Hij wil ‘de wereld opeisen’. Dat zegt Aaron Bachman, hoofdpersoon uit Alex Boogers’ roman Alleen met de goden. Op het moment dat hij dat zegt, bij het behalen van zijn mavo-diploma, heeft hij nog een lange weg te gaan, zoals de paar honderd te lezen pagina’s al suggereren. Maar uit de paar honderd die diezelfde lezer dan verslonden heeft, ja verslónden, is duidelijk dat dit in vijf jaar tijd behaalde mavo-diploma een godswonder is.

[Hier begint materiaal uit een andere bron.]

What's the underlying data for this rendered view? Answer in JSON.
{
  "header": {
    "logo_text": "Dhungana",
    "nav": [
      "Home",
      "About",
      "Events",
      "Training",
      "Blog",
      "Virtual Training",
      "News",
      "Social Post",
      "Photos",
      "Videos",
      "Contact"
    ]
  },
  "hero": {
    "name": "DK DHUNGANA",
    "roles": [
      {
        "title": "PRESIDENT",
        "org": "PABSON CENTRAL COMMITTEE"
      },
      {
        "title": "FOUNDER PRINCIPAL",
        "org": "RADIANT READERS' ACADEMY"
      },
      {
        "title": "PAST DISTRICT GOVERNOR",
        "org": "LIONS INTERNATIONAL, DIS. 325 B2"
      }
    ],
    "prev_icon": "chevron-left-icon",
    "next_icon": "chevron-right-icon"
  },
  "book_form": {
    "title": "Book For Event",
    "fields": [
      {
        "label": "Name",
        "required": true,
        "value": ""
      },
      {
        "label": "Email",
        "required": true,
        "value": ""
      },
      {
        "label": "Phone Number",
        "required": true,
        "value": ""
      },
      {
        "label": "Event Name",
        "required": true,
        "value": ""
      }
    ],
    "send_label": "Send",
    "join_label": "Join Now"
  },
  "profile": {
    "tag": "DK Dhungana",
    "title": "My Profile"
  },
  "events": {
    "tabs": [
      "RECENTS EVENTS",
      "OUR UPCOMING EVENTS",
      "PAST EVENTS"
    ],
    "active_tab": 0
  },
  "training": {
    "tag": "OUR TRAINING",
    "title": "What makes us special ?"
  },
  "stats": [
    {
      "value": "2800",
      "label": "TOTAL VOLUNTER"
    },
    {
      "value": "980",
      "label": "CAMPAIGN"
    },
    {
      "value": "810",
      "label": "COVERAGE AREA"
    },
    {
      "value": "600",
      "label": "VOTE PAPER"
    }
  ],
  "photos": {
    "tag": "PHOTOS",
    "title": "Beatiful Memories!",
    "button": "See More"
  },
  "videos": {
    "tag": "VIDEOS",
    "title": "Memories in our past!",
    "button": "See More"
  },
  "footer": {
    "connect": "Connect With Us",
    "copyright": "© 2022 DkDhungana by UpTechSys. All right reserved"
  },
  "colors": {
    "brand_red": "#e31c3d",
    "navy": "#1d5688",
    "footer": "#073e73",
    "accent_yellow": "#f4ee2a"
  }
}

Weinig romanpersonages hebben het in hun jeugd zo zwaar gehad als Boogers’ Zuid-Hollandse eenzaat. Hij is de ultieme belichaming van het spreekwoord ‘wie voor een dubbeltje geboren is, wordt nooit een kwartje’. Het begon er al mee dat hij in armoede in een vrijwel analfabeet milieu opgroeide, dat zijn moeder zwanger raakte van een hippie met een wiskundeknobbel die niet op een verdere verbintenis, laat staan op een kind zat te wachten. Zijn moeder werd door haar moeder het huis uitgezet, ze moest het maar alleen redden met haar spruit – een ervaring die haar tekende. Al snel diende een surrogaatvader zich aan, maar die belandde op zeker moment in de bak nadat hij een man in de deuropening van zijn huis had doodgeslagen.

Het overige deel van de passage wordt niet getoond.